Considerado por especialistas uma das maiores reservas subterrâneas do mundo em volume de água, o aquífero Guarani tem uma área de 1,2 milhão de quilômetros quadrados e capacidade para abastecer de forma sustentável 400 milhões de habitantes por 2.500 anos. Agora explicado porque a União cresceu o olho para cima dele.

Pela legislação atual, toda cobrança pelo uso de águas subterrâneas cabe aos Estados, sem nenhum centavo para a União. Mas a PEC (proposta de emenda constitucional) nº 43, se aprovada, transfere a titularidade para a União. Com a ampliação da cobrança, o consumidor desembolsará mais pelo direito à água potável, já que no País paga-se hoje pelo serviço de fornecimento da água, não pela água em si. Sentiram? A conta vai subir.
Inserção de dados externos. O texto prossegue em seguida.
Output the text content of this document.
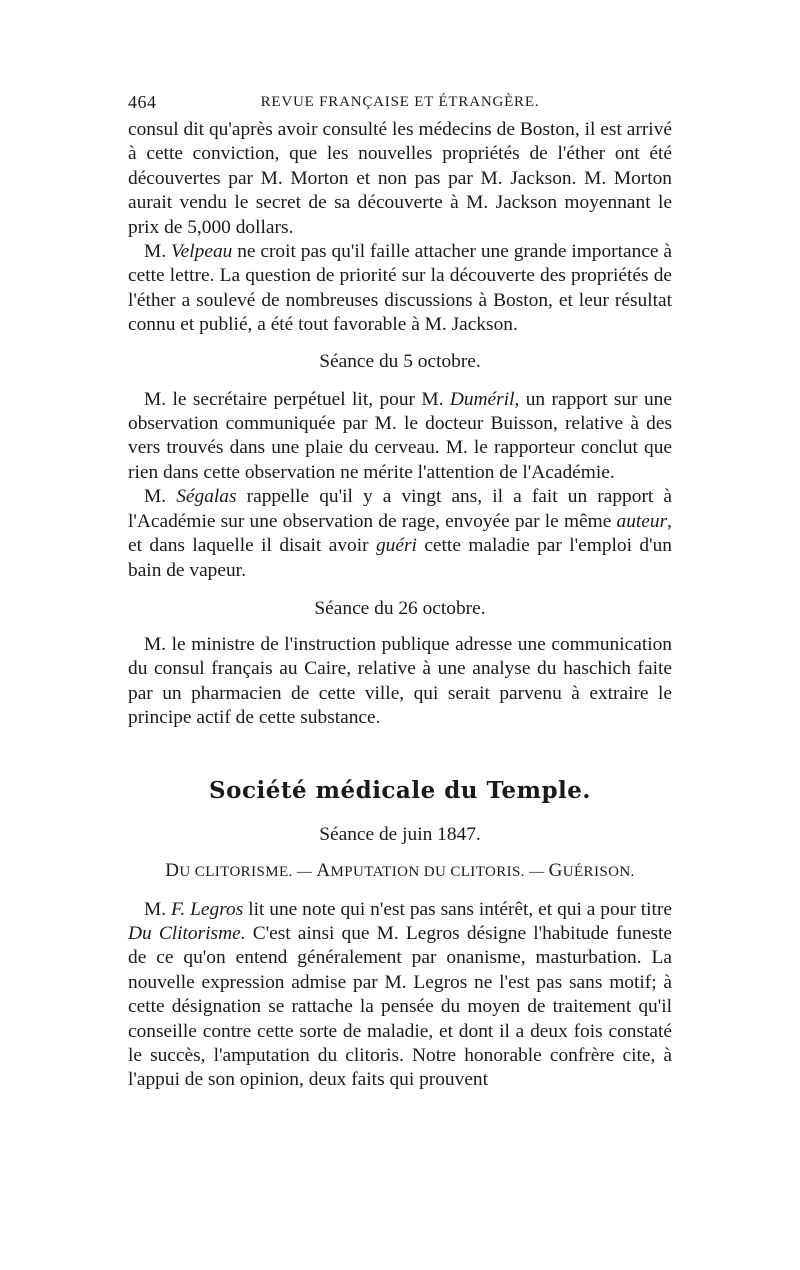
464	REVUE FRANÇAISE ET ÉTRANGÈRE.

consul dit qu'après avoir consulté les médecins de Boston, il est arrivé à cette conviction, que les nouvelles propriétés de l'éther ont été découvertes par M. Morton et non pas par M. Jackson. M. Morton aurait vendu le secret de sa découverte à M. Jackson moyennant le prix de 5,000 dollars.

M. Velpeau ne croit pas qu'il faille attacher une grande importance à cette lettre. La question de priorité sur la découverte des propriétés de l'éther a soulevé de nombreuses discussions à Boston, et leur résultat connu et publié, a été tout favorable à M. Jackson.

Séance du 5 octobre.

M. le secrétaire perpétuel lit, pour M. Duméril, un rapport sur une observation communiquée par M. le docteur Buisson, relative à des vers trouvés dans une plaie du cerveau. M. le rapporteur conclut que rien dans cette observation ne mérite l'attention de l'Académie.

M. Ségalas rappelle qu'il y a vingt ans, il a fait un rapport à l'Académie sur une observation de rage, envoyée par le même auteur, et dans laquelle il disait avoir guéri cette maladie par l'emploi d'un bain de vapeur.

Séance du 26 octobre.

M. le ministre de l'instruction publique adresse une communication du consul français au Caire, relative à une analyse du haschich faite par un pharmacien de cette ville, qui serait parvenu à extraire le principe actif de cette substance.

Société médicale du Temple.
Séance de juin 1847.
DU CLITORISME. — AMPUTATION DU CLITORIS. — GUÉRISON.

M. F. Legros lit une note qui n'est pas sans intérêt, et qui a pour titre Du Clitorisme. C'est ainsi que M. Legros désigne l'habitude funeste de ce qu'on entend généralement par onanisme, masturbation. La nouvelle expression admise par M. Legros ne l'est pas sans motif; à cette désignation se rattache la pensée du moyen de traitement qu'il conseille contre cette sorte de maladie, et dont il a deux fois constaté le succès, l'amputation du clitoris. Notre honorable confrère cite, à l'appui de son opinion, deux faits qui prouvent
A PEC é do ano 2000 e esteve esquecida no Congresso Nacional. Em junho do ano passado, no entanto, ela foi redistribuída na Comissão de Constituição e Justiça do Senado para a relatoria do senador Renato Casagrande (PSB-ES), que já foi vice-líder do governo naquela Casa.
Segundo ele, para subsidiar o relatório, estão sendo feitas reuniões com a sociedade civil, os usuários das águas e o poder público, em especial os governos estaduais, que obviamente não querem abrir mão do seu poder de concessão e outorga sobre o bem.
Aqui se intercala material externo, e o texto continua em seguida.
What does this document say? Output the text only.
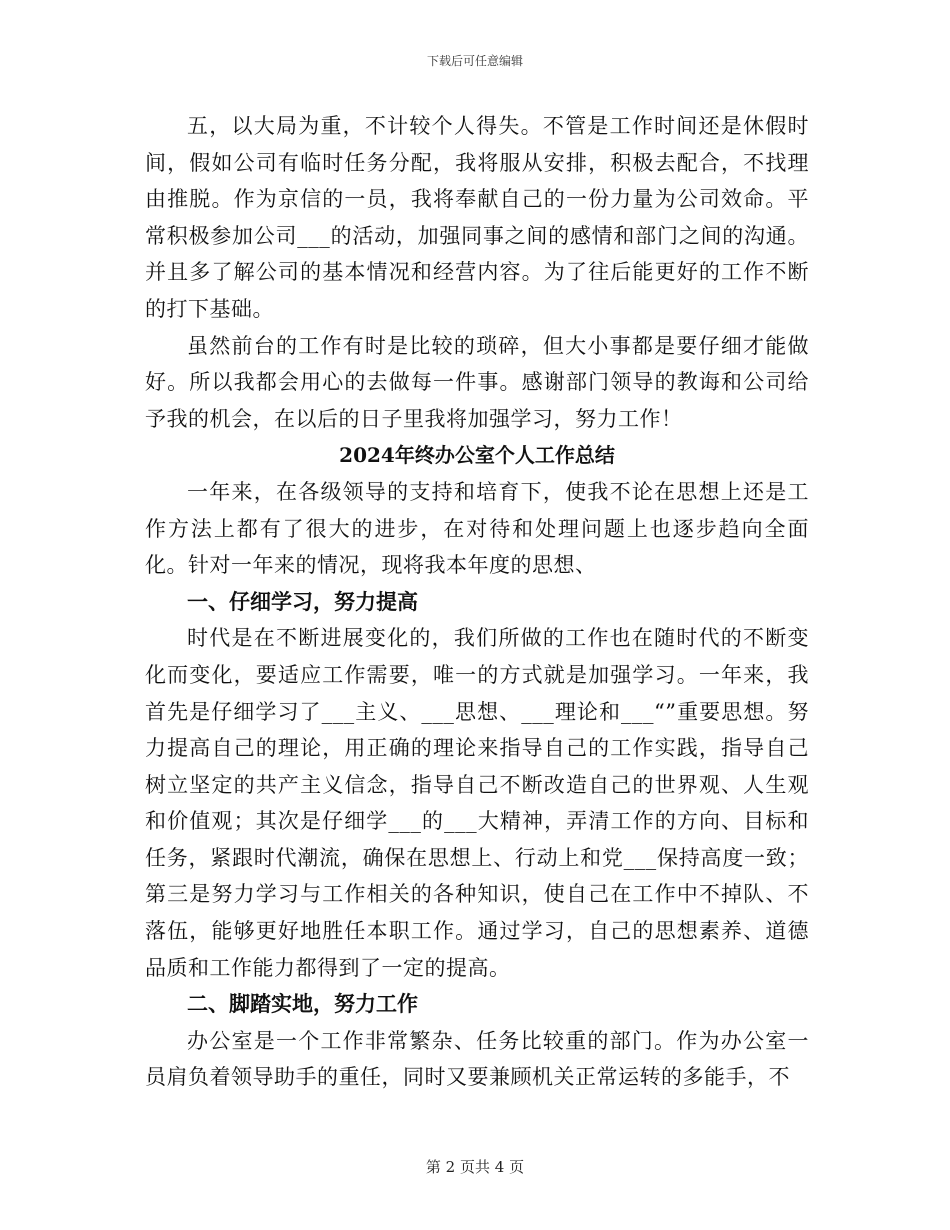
下载后可任意编辑

五，以大局为重，不计较个人得失。不管是工作时间还是休假时间，假如公司有临时任务分配，我将服从安排，积极去配合，不找理由推脱。作为京信的一员，我将奉献自己的一份力量为公司效命。平常积极参加公司___的活动，加强同事之间的感情和部门之间的沟通。并且多了解公司的基本情况和经营内容。为了往后能更好的工作不断的打下基础。

虽然前台的工作有时是比较的琐碎，但大小事都是要仔细才能做好。所以我都会用心的去做每一件事。感谢部门领导的教诲和公司给予我的机会，在以后的日子里我将加强学习，努力工作！

2024年终办公室个人工作总结

一年来，在各级领导的支持和培育下，使我不论在思想上还是工作方法上都有了很大的进步，在对待和处理问题上也逐步趋向全面化。针对一年来的情况，现将我本年度的思想、

一、仔细学习，努力提高

时代是在不断进展变化的，我们所做的工作也在随时代的不断变化而变化，要适应工作需要，唯一的方式就是加强学习。一年来，我首先是仔细学习了___主义、___思想、___理论和___“”重要思想。努力提高自己的理论，用正确的理论来指导自己的工作实践，指导自己树立坚定的共产主义信念，指导自己不断改造自己的世界观、人生观和价值观；其次是仔细学___的___大精神，弄清工作的方向、目标和任务，紧跟时代潮流，确保在思想上、行动上和党___保持高度一致；第三是努力学习与工作相关的各种知识，使自己在工作中不掉队、不落伍，能够更好地胜任本职工作。通过学习，自己的思想素养、道德品质和工作能力都得到了一定的提高。

二、脚踏实地，努力工作

办公室是一个工作非常繁杂、任务比较重的部门。作为办公室一员肩负着领导助手的重任，同时又要兼顾机关正常运转的多能手，不

第 2 页共 4 页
No meio do tiroteio a Agência Nacional de Águas (ANA), defende a gestão compartilhada dos aquíferos que abrangem mais de um Estado. Isso seria possível por meio de um pacto federativo no qual os Estados e a União gerenciariam em conjunto o uso dessas enormes reservas.
“O ideal seria que a União tivesse o domínio do aquífero Guarani, mas entendo também a preocupação dos Estados que não querem abrir mão desse bem. Do mesmo modo, entendemos que, para a ANA, seria muito difícil centralizar todas essas outorgas”, disse o presidente da ANA, José Machado.


São Francisco

A cobrança pelo uso das águas no Brasil, sejam elas superficiais (como rios e lagos), sejam abaixo do solo, ainda é incipiente, mas já produz receita considerável. A União arrecada hoje R$ 27 milhões ao ano com a cobrança pela utilização de apenas duas bacias: a do Paraíba do Sul, nos Estados de São Paulo, Paraná, Minas Gerais e Rio, e a dos rios Piracicaba, Capivari e Jundiaí (SP e MG).

No segundo semestre de 2010, começará a ser feita a cobrança pelo uso das águas da bacia do São Francisco, o que incrementará
a receita em outros R$ 20 milhões anuais. A gestão desses recursos é feita pela ANA, já que são bacias cujo domínio é do governo federal.
Mas os Estados também já cobram pelo uso de águas subterrâneas, e o preço do metro cúbico de aquíferos é de 10% a 15% maior que o dos rios. Isso porque as águas subterrâneas são mais difíceis de despoluir e são vistas pelo governo como reservas estratégicas e valiosas.

Algumas grandes cidades já são abastecidas por aquíferos abaixo do solo, em vez de rios. É o caso de Ribeirão Preto (SP), que é 100% dependente da reserva subterrânea Guarani. O aquífero Guarani abastece total ou parcialmente mais de 500 cidades. No interior paulista, a exploração desse aquífero já é essencial para o abastecimento de água de 65% das suas zonas urbanas, de acordo com a Companhia de Saneamento de São Paulo, Sabesp.

Oficialmente estão registrados 7mil poços no aquífero, mas pode haver mais, pois muitos são desconhecidos. Cerca de 71% do Guarani fica ,em território brasileiro; 19%, em solo argentino; o Paraguai detém 6% da reserva, e o Uruguai, 4%.